Le pacte républicain est en crise et notre désamour en est le moteur. Nous ne savons plus être fiers de la France et ne connaissons plus son Histoire. En 1989, cette année clef qui est aussi celle du bicentenaire de la Révolution française, un rapport de la Commission de la Nationalité est remis à Matignon par un conseiller d’État, Marceau Long. On y lit : « L’affaiblissement des institutions et des valeurs universalistes autour desquelles s’est élaborée la tradition nationale, et qui a permis l’intégration des populations étrangères des deux derniers siècles, constitue le véritable danger pour l’avenir national. » Retrouver les gammes universalistes, être les enfants de Lamartine et d’Aimé Césaire, voilà ce qui peut sauver notre République, la renouveler et la faire rayonner de nouveau.

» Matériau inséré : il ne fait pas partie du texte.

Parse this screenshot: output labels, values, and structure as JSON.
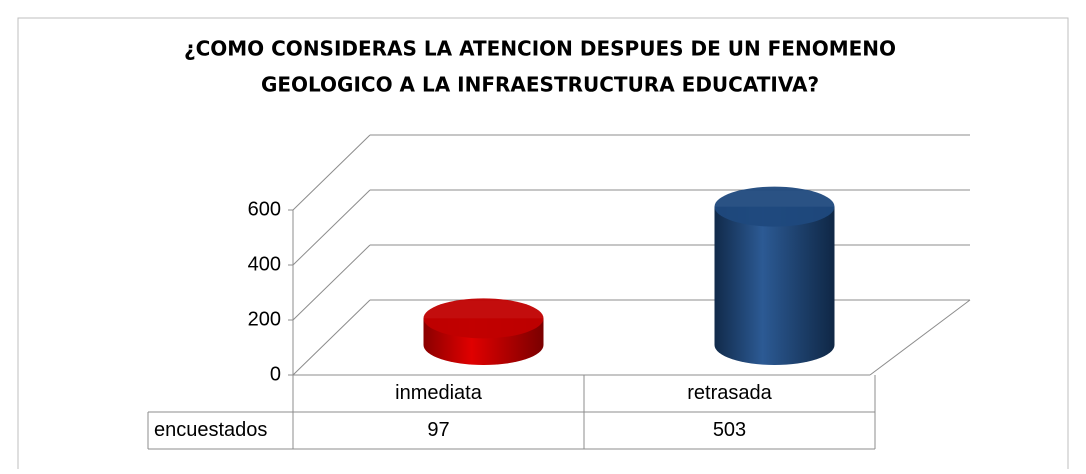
{
  "chart_data": {
    "type": "cylinder3d",
    "title": "¿COMO CONSIDERAS LA ATENCION   DESPUES DE UN  FENOMENO",
    "subtitle": "GEOLOGICO A LA INFRAESTRUCTURA EDUCATIVA?",
    "categories": [
      "inmediata",
      "retrasada"
    ],
    "series": [
      {
        "name": "encuestados",
        "colors": [
          "#c00000",
          "#1f497d"
        ],
        "values": [
          97,
          503
        ]
      }
    ],
    "ylim": [
      0,
      600
    ],
    "yticks": [
      0,
      200,
      400,
      600
    ],
    "grid": true,
    "data_table": true
  }
}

– Vous parlez de ‘‘la haine de soi’’ qui est devenue une forme de posture en France. Quelle est l’origine, chez les Français, de la perception qu’ils ont de leur culture et de leur Histoire ?
– On vient à la France avec la haine de la France, de son passé, de son Histoire, de sa langue, de ses mœurs. On retourne la liberté accordée par elle contre elle. Pire : on se gargarise de ne pas aimer la France, on condamne sa Marseillaise comme sanglante, sa liberté comme illusion, son égalité comme mensonge, sa fraternité comme mystification, sa laïcité comme ‘‘islamophobe’’.

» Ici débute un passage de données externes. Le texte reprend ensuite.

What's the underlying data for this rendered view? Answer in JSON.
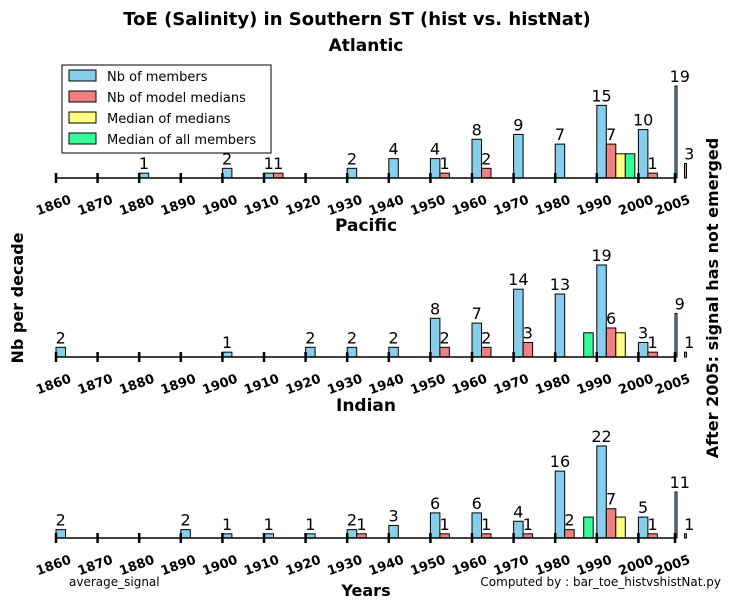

Le problème est le prestige accordé à la haine de soi en France. Le problème est celui de la posture intellectuelle. C’est le discours d’un nombre considérable d’intellectuels français qui voient dans l’amour de la France le signe du fascisme, dans l’enthousiasme pour la culture française la preuve d’un nationalisme rance. La haine de soi brouille la réalité historique, détruit l’altérité et ouvre la porte à une flagellation sans fin, où tout aspect positif de la République est renié, au nom de la seule colonisation. L’Histoire de France ne peut se résumer ni aux Lumières, ni à Napoléon, ni à l’esclavage, ni à de Gaulle, ni au Conseil National de la Résistance, mais à un ensemble complexe d’avancées et d’erreurs, d’aspects lumineux et de choix condamnables. Aimer la France n’est pas souscrire à la colonisation, nier la réalité de la collaboration, ou applaudir le Code Noir. Aimer la France, c’est reconnaître, dans le même mouvement, ses lumières et ses errements, ses incroyables révolutions et ses lamentables contrerévolutions.